Using Bollinger Bands
There are three lines used for the Bollinger band indicator: the upper, lower, and the
simple moving average that is between the two. These upper/lower bands are
plotted two standard deviations away from a simple moving average. Standard
deviation is a measure of volatility; therefore Bollinger Bands adjust themselves to
the market conditions. When the markets become more volatile, the bands widen
and they contract during less volatile periods.
The closer the prices move to the upper band, the more overbought the stock is. The
closer the prices move to the lower band, the more oversold the stock is. Below is an
example using General Electric (GE). Bollinger bands are blue for the lower, green
for the average, and red for the upper band:

We have circled three key points on this chart. The blue circle is where the stock
price started to create a "base" on the lower band, it appeared that the stock was
over sold. Buying at this point would have been a wise choice, as the stock
proceeded to jump 20% or more in the next few weeks.

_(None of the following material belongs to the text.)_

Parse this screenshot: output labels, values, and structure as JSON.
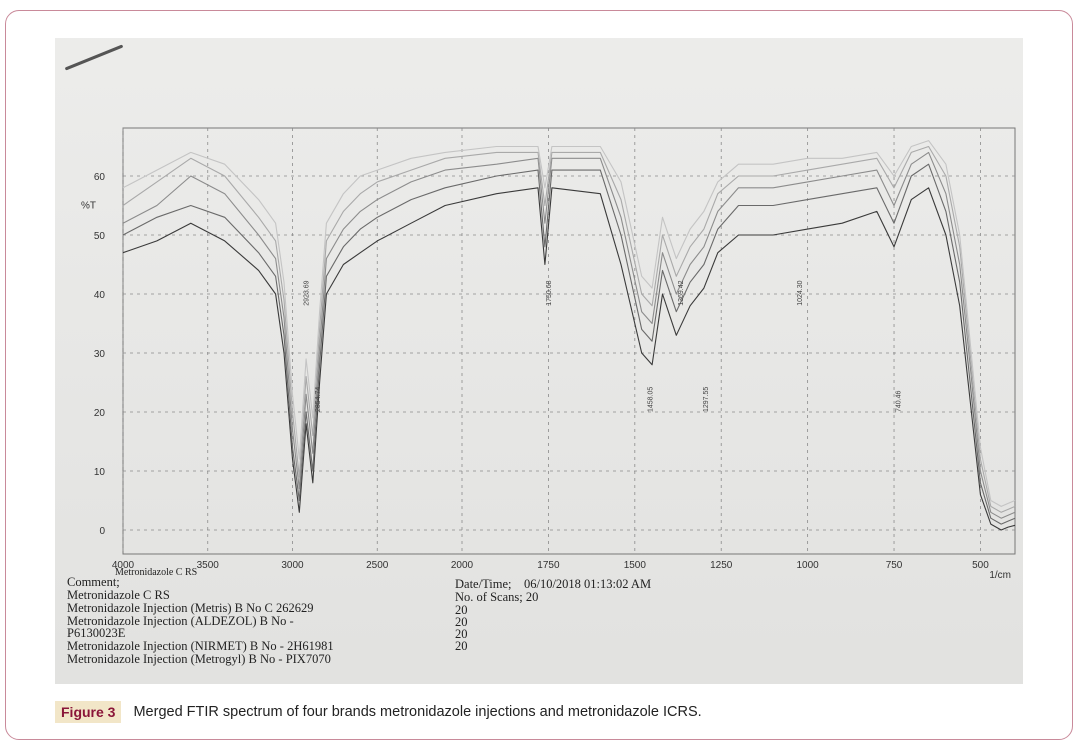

The two red circles are areas where the stock price was touching or breaking through
the upper red band. This is usually an indication that the stock is over bought. In
both instances, the stock dropped substantially in following weeks.
The Bollinger bands are a good tool to use, but as we've been preaching all along,
never invest solely based on what just one indicator says. Notice there were
instances when the stock touched the upper or lower band and did not react. Rather
than basing their investment decisions on Bollinger, many investors use this indicator
mainly to solidify a decision they are about to make.
Resistance and Support
Support and resistance are price levels at which movement should stop and reverse
direction. Think of Support/Resistance (S/R) as levels that act as a floor or a ceiling
to future price movements.
Support - is a price level below the current market price, at which buying interest
should be able to overcome selling pressure and thus keep the price from going any
lower.
Resistance - is a price level above the current market price, at which selling
pressure should be strong enough to overcome buying pressure and thus keep the
price from going any higher.
One of two things can happen when a stock price approaches a support/resistance
level. The first is, it can act as a reversal point, in other words, when a stock price
drops to a support level, it will go back up. The other possibility is that S/R levels
reverse roles once they are penetrated. For example, when the market price falls
below a support level, that former support level will then become a resistance level
when the market later trades back up to that level.

The chart above shows an excellent example of support and resistance levels for
General Electric (GE). Notice that once the stock price penetrated below the support
level in December, it became the resistance level.
Another characteristic you should understand is that S/R levels vary in strength,
leading to certain price levels being designated as major or minor S/R levels. For
example, a 5-year high on a bar chart would be a much more significant and useful
resistance level than a 1-month resistance level.